Experience teaches how to live.
2.
We learn by experience, (a) Young
people, (b) and older people.
3.
It is we who make the lessons of
experience pleasant or unpleasant.
Experience, as everybody knows, is
the best teacher. Its main aim is to teach us how to live. No one can teach us
this as well as it can. It is stern schoolmistress. It sets us hard lessons,
punishes severely who are inattentive and stupid, and charges very high fees.
But what it teaches, it teaches in a way as through as possible. We never
forget its lessons. The worst of it is that we sometimes learn its lessons too
late. The man who breaks all the rules of health in his youth by
self-indulgence and vice, learns at last, when his health is wrecked for life,
the right way of living; but too late to be of any use to him.
It may be that we should be glad to
learn how to live well from the experience of our fathers, as recorded in
books, or as taught by the advice of our elders.
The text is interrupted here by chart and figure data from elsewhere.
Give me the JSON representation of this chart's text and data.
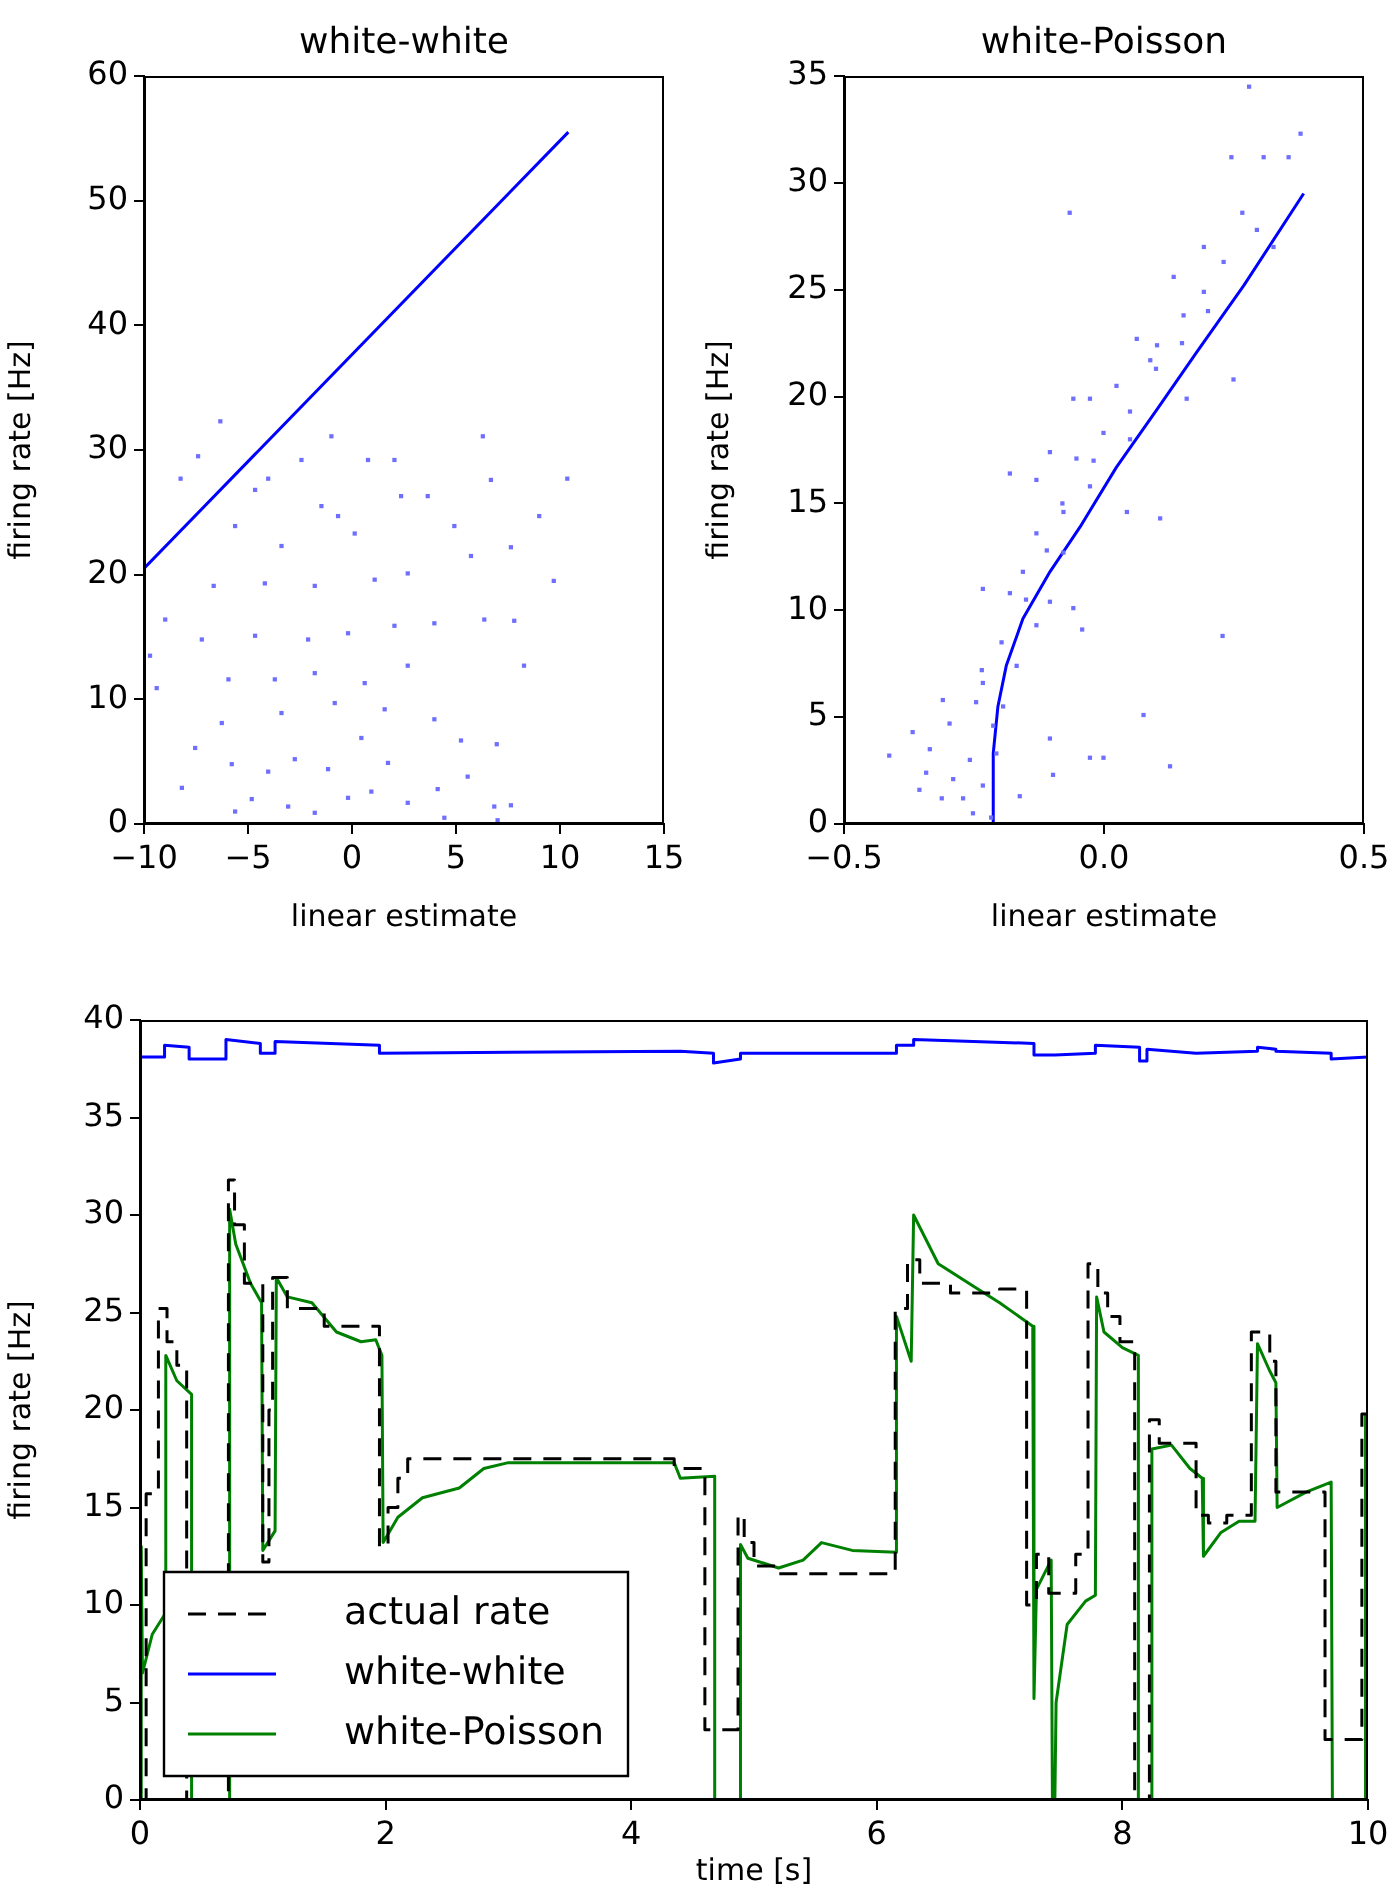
{
  "chart_data": [
    {
      "type": "scatter",
      "title": "white-white",
      "xlabel": "linear estimate",
      "ylabel": "firing rate [Hz]",
      "xlim": [
        -10,
        15
      ],
      "ylim": [
        0,
        60
      ],
      "xticks": [
        {
          "value": -10,
          "label": "−10"
        },
        {
          "value": -5,
          "label": "−5"
        },
        0,
        5,
        10,
        15
      ],
      "yticks": [
        0,
        10,
        20,
        30,
        40,
        50,
        60
      ],
      "series": [
        {
          "type": "scatter",
          "marker": "square",
          "color": "#6f6fff",
          "x": [
            -6.33,
            -0.99,
            6.29,
            10.35,
            9.7,
            9.0,
            -7.4,
            -8.24,
            -8.98,
            -9.71,
            -9.39,
            -7.54,
            -8.18,
            -5.62,
            -4.82,
            -6.26,
            -5.78,
            -4.03,
            -3.07,
            -1.79,
            -0.19,
            0.93,
            1.73,
            2.68,
            4.12,
            5.56,
            6.84,
            7.64,
            7.0,
            4.44,
            5.24,
            6.96,
            8.27,
            7.8,
            6.36,
            5.72,
            7.64,
            6.68,
            4.92,
            3.64,
            2.04,
            0.77,
            -2.43,
            -4.03,
            -4.66,
            -5.62,
            -3.39,
            -1.47,
            -0.67,
            0.13,
            2.36,
            2.68,
            1.09,
            -1.79,
            -4.19,
            -4.66,
            -2.11,
            -0.19,
            2.04,
            3.96,
            2.68,
            0.61,
            -1.79,
            -3.71,
            -3.39,
            -0.83,
            1.57,
            3.96,
            -2.75,
            -1.15,
            0.45,
            -5.94,
            -7.22,
            -6.65
          ],
          "values": [
            32.3,
            31.1,
            31.1,
            27.7,
            19.5,
            24.7,
            29.5,
            27.7,
            16.4,
            13.5,
            10.9,
            6.1,
            2.9,
            1.0,
            2.0,
            8.1,
            4.8,
            4.2,
            1.4,
            0.9,
            2.1,
            2.6,
            4.9,
            1.7,
            2.8,
            3.8,
            1.4,
            1.5,
            0.3,
            0.5,
            6.7,
            6.4,
            12.7,
            16.3,
            16.4,
            21.5,
            22.2,
            27.6,
            23.9,
            26.3,
            29.2,
            29.2,
            29.2,
            27.7,
            26.8,
            23.9,
            22.3,
            25.5,
            24.7,
            23.3,
            26.3,
            20.1,
            19.6,
            19.1,
            19.3,
            15.1,
            14.8,
            15.3,
            15.9,
            16.1,
            12.7,
            11.3,
            12.1,
            11.6,
            8.9,
            9.7,
            9.2,
            8.4,
            5.2,
            4.4,
            6.9,
            11.6,
            14.8,
            19.1
          ]
        },
        {
          "type": "line",
          "marker": "none",
          "color": "#0000ff",
          "x": [
            -10,
            10.4
          ],
          "values": [
            20.5,
            55.5
          ]
        }
      ]
    },
    {
      "type": "scatter",
      "title": "white-Poisson",
      "xlabel": "linear estimate",
      "ylabel": "firing rate [Hz]",
      "xlim": [
        -0.5,
        0.5
      ],
      "ylim": [
        0,
        35
      ],
      "xticks": [
        {
          "value": -0.5,
          "label": "−0.5"
        },
        {
          "value": 0,
          "label": "0.0"
        },
        0.5
      ],
      "yticks": [
        0,
        5,
        10,
        15,
        20,
        25,
        30,
        35
      ],
      "series": [
        {
          "type": "scatter",
          "marker": "square",
          "color": "#6f6fff",
          "x": [
            0.279,
            0.378,
            0.245,
            0.307,
            0.355,
            -0.066,
            0.266,
            0.294,
            0.192,
            0.326,
            0.23,
            0.134,
            0.192,
            0.249,
            0.153,
            0.063,
            0.102,
            0.024,
            -0.027,
            -0.059,
            0.159,
            0.089,
            -0.001,
            0.05,
            -0.053,
            -0.104,
            -0.13,
            -0.181,
            -0.027,
            0.044,
            0.108,
            -0.078,
            -0.13,
            -0.078,
            -0.156,
            -0.233,
            -0.181,
            -0.104,
            -0.059,
            -0.042,
            -0.13,
            -0.197,
            0.228,
            -0.168,
            -0.235,
            -0.233,
            -0.31,
            -0.246,
            0.076,
            -0.194,
            -0.368,
            -0.297,
            -0.213,
            -0.104,
            -0.413,
            -0.335,
            -0.258,
            -0.207,
            -0.027,
            -0.001,
            0.127,
            -0.098,
            -0.342,
            -0.29,
            -0.355,
            -0.271,
            -0.233,
            -0.312,
            -0.162,
            -0.252,
            -0.217,
            0.15,
            0.2,
            0.1,
            0.05,
            -0.02,
            -0.08,
            -0.11,
            -0.15
          ],
          "values": [
            34.5,
            32.3,
            31.2,
            31.2,
            31.2,
            28.6,
            28.6,
            27.8,
            27.0,
            27.0,
            26.3,
            25.6,
            24.9,
            20.8,
            23.8,
            22.7,
            22.4,
            20.5,
            19.9,
            19.9,
            19.9,
            21.7,
            18.3,
            18.0,
            17.1,
            17.4,
            16.1,
            16.4,
            15.8,
            14.6,
            14.3,
            14.6,
            13.6,
            12.7,
            11.8,
            11.0,
            10.8,
            10.4,
            10.1,
            9.1,
            9.3,
            8.5,
            8.8,
            7.4,
            7.2,
            6.6,
            5.8,
            5.7,
            5.1,
            5.5,
            4.3,
            4.7,
            4.6,
            4.0,
            3.2,
            3.5,
            3.0,
            3.3,
            3.1,
            3.1,
            2.7,
            2.3,
            2.4,
            2.1,
            1.6,
            1.2,
            1.8,
            1.2,
            1.3,
            0.5,
            0.3,
            22.5,
            24.0,
            21.3,
            19.3,
            17.0,
            15.0,
            12.8,
            10.5
          ]
        },
        {
          "type": "line",
          "marker": "none",
          "color": "#0000ff",
          "x": [
            -0.213,
            -0.213,
            -0.204,
            -0.188,
            -0.156,
            -0.104,
            -0.046,
            0.024,
            0.102,
            0.179,
            0.269,
            0.384
          ],
          "values": [
            0,
            3.3,
            5.5,
            7.4,
            9.6,
            11.8,
            13.9,
            16.7,
            19.4,
            22.1,
            25.2,
            29.5
          ]
        }
      ]
    },
    {
      "type": "line",
      "xlabel": "time [s]",
      "ylabel": "firing rate [Hz]",
      "xlim": [
        0,
        10
      ],
      "ylim": [
        0,
        40
      ],
      "xticks": [
        0,
        2,
        4,
        6,
        8,
        10
      ],
      "yticks": [
        0,
        5,
        10,
        15,
        20,
        25,
        30,
        35,
        40
      ],
      "legend": "bottom left",
      "marker": "none",
      "series": [
        {
          "name": "actual rate",
          "color": "#000000",
          "line_style": "dashed",
          "x": [
            0,
            0.05,
            0.05,
            0.15,
            0.15,
            0.22,
            0.22,
            0.3,
            0.3,
            0.38,
            0.38,
            0.72,
            0.72,
            0.77,
            0.77,
            0.85,
            0.85,
            1.0,
            1.0,
            1.05,
            1.05,
            1.08,
            1.08,
            1.2,
            1.2,
            1.5,
            1.5,
            1.95,
            1.95,
            2.02,
            2.02,
            2.1,
            2.1,
            2.18,
            2.18,
            4.35,
            4.35,
            4.6,
            4.6,
            4.87,
            4.87,
            4.92,
            4.92,
            5.0,
            5.0,
            5.2,
            5.2,
            6.15,
            6.15,
            6.25,
            6.25,
            6.35,
            6.35,
            6.6,
            6.6,
            7.0,
            7.0,
            7.22,
            7.22,
            7.3,
            7.3,
            7.4,
            7.4,
            7.62,
            7.62,
            7.72,
            7.72,
            7.8,
            7.8,
            7.88,
            7.88,
            7.98,
            7.98,
            8.1,
            8.1,
            8.22,
            8.22,
            8.3,
            8.3,
            8.6,
            8.6,
            8.7,
            8.7,
            8.85,
            8.85,
            9.05,
            9.05,
            9.2,
            9.2,
            9.25,
            9.25,
            9.65,
            9.65,
            9.95,
            9.95,
            10
          ],
          "values": [
            0,
            0,
            15.7,
            15.7,
            25.2,
            25.2,
            23.5,
            23.5,
            22.3,
            22.3,
            0,
            0,
            31.8,
            31.8,
            29.5,
            29.5,
            26.5,
            26.5,
            12.2,
            12.2,
            20,
            20,
            26.8,
            26.8,
            25.2,
            25.2,
            24.3,
            24.3,
            13,
            13,
            15,
            15,
            16.5,
            16.5,
            17.5,
            17.5,
            17,
            17,
            3.6,
            3.6,
            14.6,
            14.6,
            13.2,
            13.2,
            12,
            12,
            11.6,
            11.6,
            25.2,
            25.2,
            27.7,
            27.7,
            26.5,
            26.5,
            26,
            26,
            26.2,
            26.2,
            10,
            10,
            12.6,
            12.6,
            10.6,
            10.6,
            12.6,
            12.6,
            27.5,
            27.5,
            26,
            26,
            24.8,
            24.8,
            23.5,
            23.5,
            0,
            0,
            19.5,
            19.5,
            18.3,
            18.3,
            14.6,
            14.6,
            14.2,
            14.2,
            14.6,
            14.6,
            24,
            24,
            22.5,
            22.5,
            15.8,
            15.8,
            3.1,
            3.1,
            19.8,
            19.8
          ]
        },
        {
          "name": "white-white",
          "color": "#0000ff",
          "line_style": "solid",
          "x": [
            0,
            0.2,
            0.2,
            0.4,
            0.4,
            0.6,
            0.7,
            0.7,
            0.98,
            0.98,
            1.1,
            1.1,
            1.95,
            1.95,
            4.4,
            4.67,
            4.67,
            4.89,
            4.89,
            6.16,
            6.16,
            6.3,
            6.3,
            7.28,
            7.28,
            7.45,
            7.78,
            7.78,
            8.14,
            8.14,
            8.2,
            8.2,
            8.6,
            9.1,
            9.1,
            9.25,
            9.25,
            9.7,
            9.7,
            10
          ],
          "values": [
            38.1,
            38.1,
            38.7,
            38.6,
            38.0,
            38.0,
            38.0,
            39.0,
            38.8,
            38.3,
            38.3,
            38.9,
            38.7,
            38.3,
            38.4,
            38.3,
            37.8,
            38.0,
            38.3,
            38.3,
            38.7,
            38.7,
            39.0,
            38.8,
            38.2,
            38.2,
            38.3,
            38.7,
            38.6,
            37.9,
            37.9,
            38.5,
            38.3,
            38.4,
            38.6,
            38.5,
            38.4,
            38.3,
            38.0,
            38.1
          ]
        },
        {
          "name": "white-Poisson",
          "color": "#008000",
          "line_style": "solid",
          "x": [
            0,
            0.01,
            0.02,
            0.1,
            0.2,
            0.21,
            0.3,
            0.42,
            0.42,
            0.73,
            0.73,
            0.78,
            0.9,
            0.99,
            1.0,
            1.1,
            1.11,
            1.2,
            1.4,
            1.6,
            1.8,
            1.92,
            1.97,
            1.98,
            2.1,
            2.3,
            2.6,
            2.8,
            3.0,
            4.35,
            4.4,
            4.68,
            4.68,
            4.89,
            4.89,
            4.95,
            5.2,
            5.4,
            5.55,
            5.8,
            6.16,
            6.16,
            6.28,
            6.3,
            6.5,
            6.8,
            7.0,
            7.27,
            7.28,
            7.3,
            7.42,
            7.43,
            7.45,
            7.46,
            7.55,
            7.7,
            7.78,
            7.79,
            7.85,
            8.0,
            8.13,
            8.13,
            8.24,
            8.24,
            8.4,
            8.55,
            8.65,
            8.66,
            8.8,
            8.95,
            9.08,
            9.1,
            9.2,
            9.25,
            9.26,
            9.5,
            9.7,
            9.71,
            9.98,
            9.98
          ],
          "values": [
            0,
            13,
            6.5,
            8.5,
            9.5,
            22.8,
            21.5,
            20.8,
            0,
            0,
            30.3,
            28.5,
            26.5,
            25.5,
            12.8,
            13.8,
            26.8,
            25.8,
            25.5,
            24,
            23.5,
            23.6,
            22.8,
            13.2,
            14.5,
            15.5,
            16,
            17,
            17.3,
            17.3,
            16.5,
            16.6,
            0,
            0,
            13.1,
            12.4,
            11.9,
            12.3,
            13.2,
            12.8,
            12.7,
            24.8,
            22.5,
            30.0,
            27.5,
            26.3,
            25.5,
            24.3,
            5.2,
            10.8,
            12.3,
            0,
            0,
            5,
            9,
            10.2,
            10.5,
            25.8,
            24,
            23.2,
            22.8,
            0,
            0,
            18,
            18.2,
            17,
            16.5,
            12.5,
            13.7,
            14.3,
            14.3,
            23.4,
            22,
            21.4,
            15,
            15.8,
            16.3,
            0,
            0,
            19.8
          ]
        }
      ]
    }
  ]
}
But somehow many young people
do not. They scoff at warnings and advice, and go their own way. You may warn a
child against playing with matches; but he does not believe you, until he
scorches his hands. After the “burnt child dreads the fire”. You tell a boy not
to meddle with stray dogs; but he turns a deaf ear till he gets a nasty bite
from one. After that “once bitten, twice shy”. He has to learn from experience;
and its lessons he is not apt to forget.
In the same way older people have
to learn for themselves, often by bitter experience, such old truths as, “honesty
is the best policy”, All is not gold that glitters”, “A rolling stone gathers
no moss”, “He who touches pitch is defiled”, “No pains, no gains”, “Waste not,
want not”, “Cut your coat according to your cloth”, “A fool and his money are
soon parted”, “Look before you leap”, and “The way of transgressors is hard”.
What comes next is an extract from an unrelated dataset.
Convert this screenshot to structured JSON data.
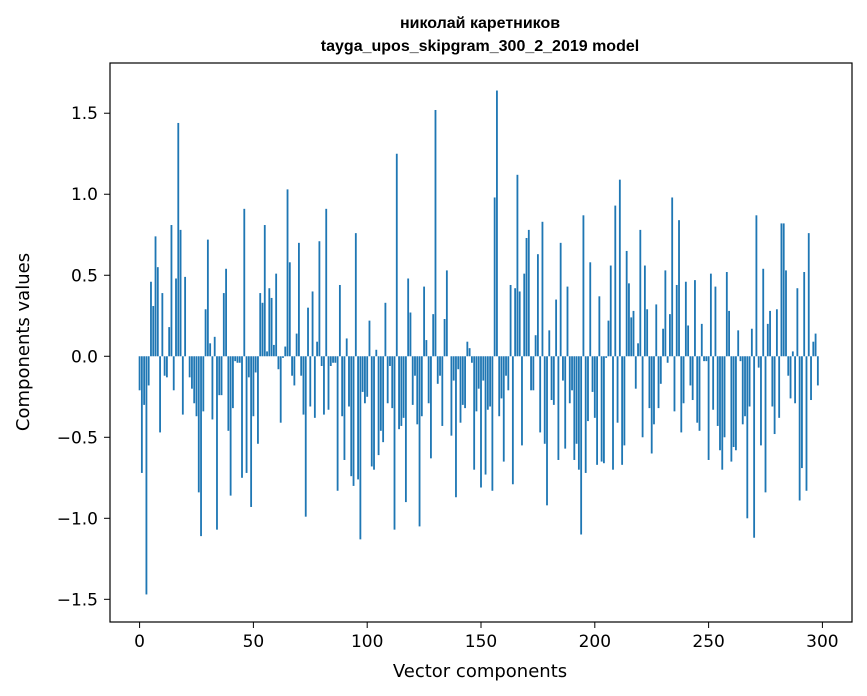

In such old proverbs much wisdom gained by experience has been stored. It is by
suffering we learn patience; by facing danger we learn courage; by sorrow we
learn sympathy, by mistakes we learn wisdom.
But all its lessons are not
unpleasant. Whether they are pleasant or unpleasant depends on ourselves. For we
can just as easily learn from experience that honesty pays in the long run, as
that dishonesty does not; that temperance maintains health, as that excess
selfishness breeds unhappiness; and that hard work brings success, as that
idleness means failure.
In short, experience shapes us what
we are. It is on what our success in life depends.